Tuesday, January 1, 2013
New Year, New Me.
Well, it's 2013. What a heck of a year 2012 was...I'm praying that this year will bring way better things my way. Heck, losing my family, moving more than I would have liked, Emma being sick and then brain surgery...I'm just done with it! I'm tired of feeling depressed and dwelling on the "what-ifs" or "might have beens." I'm just over it. I will say that I feel like because of all of the things I've been through this year I am a stronger person but I'm hoping that God feels like he has tried me enough...lol. I am hoping that this year bring happiness and good health for both Emma and myself. I'm tired of her always being sick and one of my resolutions is to be more proactive in getting doctors to help figure out what is wrong with her. It's so frustrating when something is wrong with your child and no one can tell you exactly what....it sucks.

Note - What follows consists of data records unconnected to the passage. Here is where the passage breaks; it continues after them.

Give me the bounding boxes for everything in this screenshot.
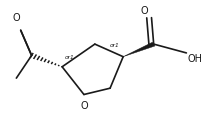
Text: O: O <box>80 101 88 111</box>
Text: O: O <box>140 6 148 16</box>
Text: or1: or1 <box>64 55 74 60</box>
Text: O: O <box>13 13 20 23</box>
Text: OH: OH <box>188 54 203 64</box>
Polygon shape <box>123 42 155 57</box>
Text: or1: or1 <box>110 43 120 48</box>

I'm also hoping to find a job or two here in Valdosta and get stuff situated for us. I'm so thankful to have a supportive family that helps me and Emma but I'm ready to move on for me and her. I think I just need to let go of the past and look forward to what the future has in store for us. I am going to start treating people the way they treat us...some should be excited and others...well, that's another story. I have learned over the past year that relationships of any kind are a two way street. That includes family, friends and guys. I'm just so over making effort for all of the above and getting nothing in return so here's to a new me. Tomorrow I'm also starting the "Insanity" workout program. Wish me luck. I want to feel better about myself so that is the first step. :) Tomorrow will start a new life for me and my child....I'm looking forward to big things this year so hopefully I'm not disappointed!!